Any judgment by the larger bench of the Supreme Court can be reviewed in the near future while an amended law or the scrapping of Section 377 will not be undone until science and society demand it in a distant, future generation
How two consenting adults treat each other in the privacy of their bedroom should be of no concern of anybody else. The fundamental premise of individual liberty makes the further argument as to whether a certain form of sex is natural or unnatural redundant. The precondition “consenting” also negates the possibility of the law permitting molestation or rape, to deal with which there exists Section 376A, the Criminal Law Amendment Act, 2013. This must have been the consideration that made the Supreme Court agree to refer its previous decision on the issue to a larger bench for review. However, the last verdict on the constitutionality of Section 377 was not erroneous either, given that the judiciary cannot make a law; it can only interpret what is given to it in the shape of Acts by the legislature. Hence, the apex court had, in its wisdom in 2014, passed the buck rightly to Parliament where, individual views of a few legislators notwithstanding, the polity is collectively wary of hurting the sentiments of the majority — the heterosexual — that has been brought up on a version of Hinduism that got influenced by Islamic and Victorian sense of morality in a period spanning a millennium when the nation was ruled by central Asians and Europeans. Yet, this is a grey area since the term “homosexuality” does not figure anywhere in the law in question, making the court’s intervention a case of interpretation rather than legislation. Pending a new enactment or amendment by the timid bunch of 795 politicians, the court can certainly say whether the law would apply to homosexuals alone, or it has in its ambit issues like oral, anal and other forms of sexual acts between heterosexual adults and, additionally, the case of masturbation (which some religions do not approve of either). The second and third possibilities, arising out of the archaic legalese of the Section, should force every citizen into a rethink. In the case of a complaint by the wife in a hetero couple — rare but not impossible — the husband could be despatched behind the bars for indulging in, or forcing the partner into, a sexual act deemed “against the order of nature”!

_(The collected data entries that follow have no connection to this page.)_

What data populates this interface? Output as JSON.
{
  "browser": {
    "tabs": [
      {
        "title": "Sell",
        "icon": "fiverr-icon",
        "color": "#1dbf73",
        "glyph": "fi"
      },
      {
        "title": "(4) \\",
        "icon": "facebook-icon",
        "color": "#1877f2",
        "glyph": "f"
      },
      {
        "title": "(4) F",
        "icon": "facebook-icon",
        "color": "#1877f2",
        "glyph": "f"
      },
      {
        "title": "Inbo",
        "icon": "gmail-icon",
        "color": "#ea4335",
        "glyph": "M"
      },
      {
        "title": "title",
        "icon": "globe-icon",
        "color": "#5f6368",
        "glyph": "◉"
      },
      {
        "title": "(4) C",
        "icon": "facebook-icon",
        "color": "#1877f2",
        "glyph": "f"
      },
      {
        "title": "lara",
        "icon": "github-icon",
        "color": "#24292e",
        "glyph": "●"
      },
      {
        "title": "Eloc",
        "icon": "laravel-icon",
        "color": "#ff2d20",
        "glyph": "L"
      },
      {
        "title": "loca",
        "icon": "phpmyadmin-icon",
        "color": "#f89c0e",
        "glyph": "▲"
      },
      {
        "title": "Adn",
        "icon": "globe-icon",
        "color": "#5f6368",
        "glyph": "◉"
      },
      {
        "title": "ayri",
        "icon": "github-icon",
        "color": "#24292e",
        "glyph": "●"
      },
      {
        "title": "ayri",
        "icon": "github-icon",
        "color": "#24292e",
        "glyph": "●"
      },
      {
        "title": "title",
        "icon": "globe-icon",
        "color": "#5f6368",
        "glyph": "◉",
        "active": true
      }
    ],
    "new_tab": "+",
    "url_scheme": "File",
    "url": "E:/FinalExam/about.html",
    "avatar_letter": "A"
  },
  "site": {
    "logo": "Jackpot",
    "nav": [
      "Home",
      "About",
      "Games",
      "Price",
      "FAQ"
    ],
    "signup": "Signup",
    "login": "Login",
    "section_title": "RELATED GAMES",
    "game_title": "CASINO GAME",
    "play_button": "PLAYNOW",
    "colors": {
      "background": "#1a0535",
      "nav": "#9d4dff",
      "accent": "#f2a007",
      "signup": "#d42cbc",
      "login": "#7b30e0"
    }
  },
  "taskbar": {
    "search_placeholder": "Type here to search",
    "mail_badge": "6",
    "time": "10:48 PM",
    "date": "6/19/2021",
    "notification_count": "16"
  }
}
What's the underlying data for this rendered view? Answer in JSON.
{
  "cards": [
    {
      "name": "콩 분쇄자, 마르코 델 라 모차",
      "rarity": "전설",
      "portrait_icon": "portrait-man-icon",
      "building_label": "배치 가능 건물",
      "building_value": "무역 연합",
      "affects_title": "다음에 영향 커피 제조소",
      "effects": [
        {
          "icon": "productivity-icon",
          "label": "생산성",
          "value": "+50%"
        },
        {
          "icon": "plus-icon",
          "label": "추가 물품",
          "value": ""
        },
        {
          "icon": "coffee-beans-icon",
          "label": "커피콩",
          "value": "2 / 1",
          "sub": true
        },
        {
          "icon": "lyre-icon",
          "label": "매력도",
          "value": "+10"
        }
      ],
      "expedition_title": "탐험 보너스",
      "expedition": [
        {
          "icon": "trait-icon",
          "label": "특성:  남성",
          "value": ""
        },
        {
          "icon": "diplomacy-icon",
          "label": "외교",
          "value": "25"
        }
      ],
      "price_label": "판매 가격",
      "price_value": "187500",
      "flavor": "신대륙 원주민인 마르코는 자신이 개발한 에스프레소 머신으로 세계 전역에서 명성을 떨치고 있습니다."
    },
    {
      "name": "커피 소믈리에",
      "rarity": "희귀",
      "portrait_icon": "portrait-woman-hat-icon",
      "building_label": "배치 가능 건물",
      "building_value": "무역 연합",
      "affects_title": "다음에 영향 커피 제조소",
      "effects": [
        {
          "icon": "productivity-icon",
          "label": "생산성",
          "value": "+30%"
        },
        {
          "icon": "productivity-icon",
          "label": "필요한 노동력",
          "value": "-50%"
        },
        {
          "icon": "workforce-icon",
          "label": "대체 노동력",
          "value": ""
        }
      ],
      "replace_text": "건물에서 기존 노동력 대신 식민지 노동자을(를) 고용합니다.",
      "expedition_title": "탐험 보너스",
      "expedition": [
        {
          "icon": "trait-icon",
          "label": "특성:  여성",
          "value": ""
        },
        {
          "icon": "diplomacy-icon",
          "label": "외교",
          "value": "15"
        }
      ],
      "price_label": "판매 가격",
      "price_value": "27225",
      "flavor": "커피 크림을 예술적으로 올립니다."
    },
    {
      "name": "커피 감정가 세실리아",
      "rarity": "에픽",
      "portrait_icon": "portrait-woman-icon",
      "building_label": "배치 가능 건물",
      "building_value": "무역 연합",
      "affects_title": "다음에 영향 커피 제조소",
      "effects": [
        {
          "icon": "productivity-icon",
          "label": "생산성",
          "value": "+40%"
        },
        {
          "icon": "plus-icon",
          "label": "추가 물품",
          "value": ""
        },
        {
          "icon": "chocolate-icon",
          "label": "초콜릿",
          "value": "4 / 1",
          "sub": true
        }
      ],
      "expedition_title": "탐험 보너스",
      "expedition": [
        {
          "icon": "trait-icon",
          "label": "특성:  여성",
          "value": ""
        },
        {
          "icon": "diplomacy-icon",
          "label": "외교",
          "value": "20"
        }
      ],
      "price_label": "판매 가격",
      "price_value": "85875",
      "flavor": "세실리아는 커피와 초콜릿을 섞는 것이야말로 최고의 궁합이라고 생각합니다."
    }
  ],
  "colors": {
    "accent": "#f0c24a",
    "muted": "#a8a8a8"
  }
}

It is unfortunate for the country that neither its traditionalists nor its modernists are ready to do a thorough research on the unsettled debate to alter their respective, rigidly held, unscientific positions. The first group refuses to accept that some people can be born homosexual due to medical reasons rather than ‘become’ homosexuals by choice. They fear the abrogation of the law would tempt some otherwise ‘normal’ people to turn ‘Western’ in outlook and, overnight, switch their orientation. The second group is as ignorant; it insists on its right to choice, belittling the significance of biology that made some individuals different, thus emboldening the argument of the opponent. Further, its emphasis on the right to privacy — ensured by an unrelated judgment of the highest court — is defied by its own act of grotesque parades in the streets in garish costumes. The straight don’t gesticulate with their partners in public places, do they? These queer marches achieve little more than attract further aversion of the remaining society. The minority community’s clamour for the right of choice has also suppressed a vital logic that goes in their favour: The mediaeval law makes medical treatment of homosexuals difficult, as the doctors ask for police clearances. When they move around untreated, it aggravates the risk of spread of sexually transmitted diseases, attacks of which the lesbian, gay, bisexual and transgender people are more vulnerable to. A law that only helps unscrupulous policemen blackmail the queer and push many of them to already crowded prisons full of convicts — who, the whole society believes, are criminals — should not continue. It does not serve any larger purpose of society.
The lack of enlightenment on both sides of the debate makes the vote-conscious politicians avoid imparting statesmen-like education to the people, and weak-kneed legislators shirk the responsibility of legislating in tandem with the times. Section 377 has met with the same fate that the Ram Janmabhoomi-Babri Masjid dispute did or triple talaq almost did. What should have been sorted out in the Lok Sabha and Rajya Sabha is now for election-proof judges to resolve. Ironically, if the Supreme Court heard a review petition once and dismissed it in 2014 and yet it is ready to reconsider its verdict in 2018, the judgment that will come from the larger bench — which can, at best, be like the Delhi High Court’s act of reading down the law — can be reviewed farther into the future, too. This would keep the LGBT people on the tenterhooks for ever. Ultimately, it is beyond the judiciary to scrap the ambiguously worded law. Why don’t the likes of petitioner Navtej Singh Johar and non-governmental organisation Naz, therefore, address public representatives instead?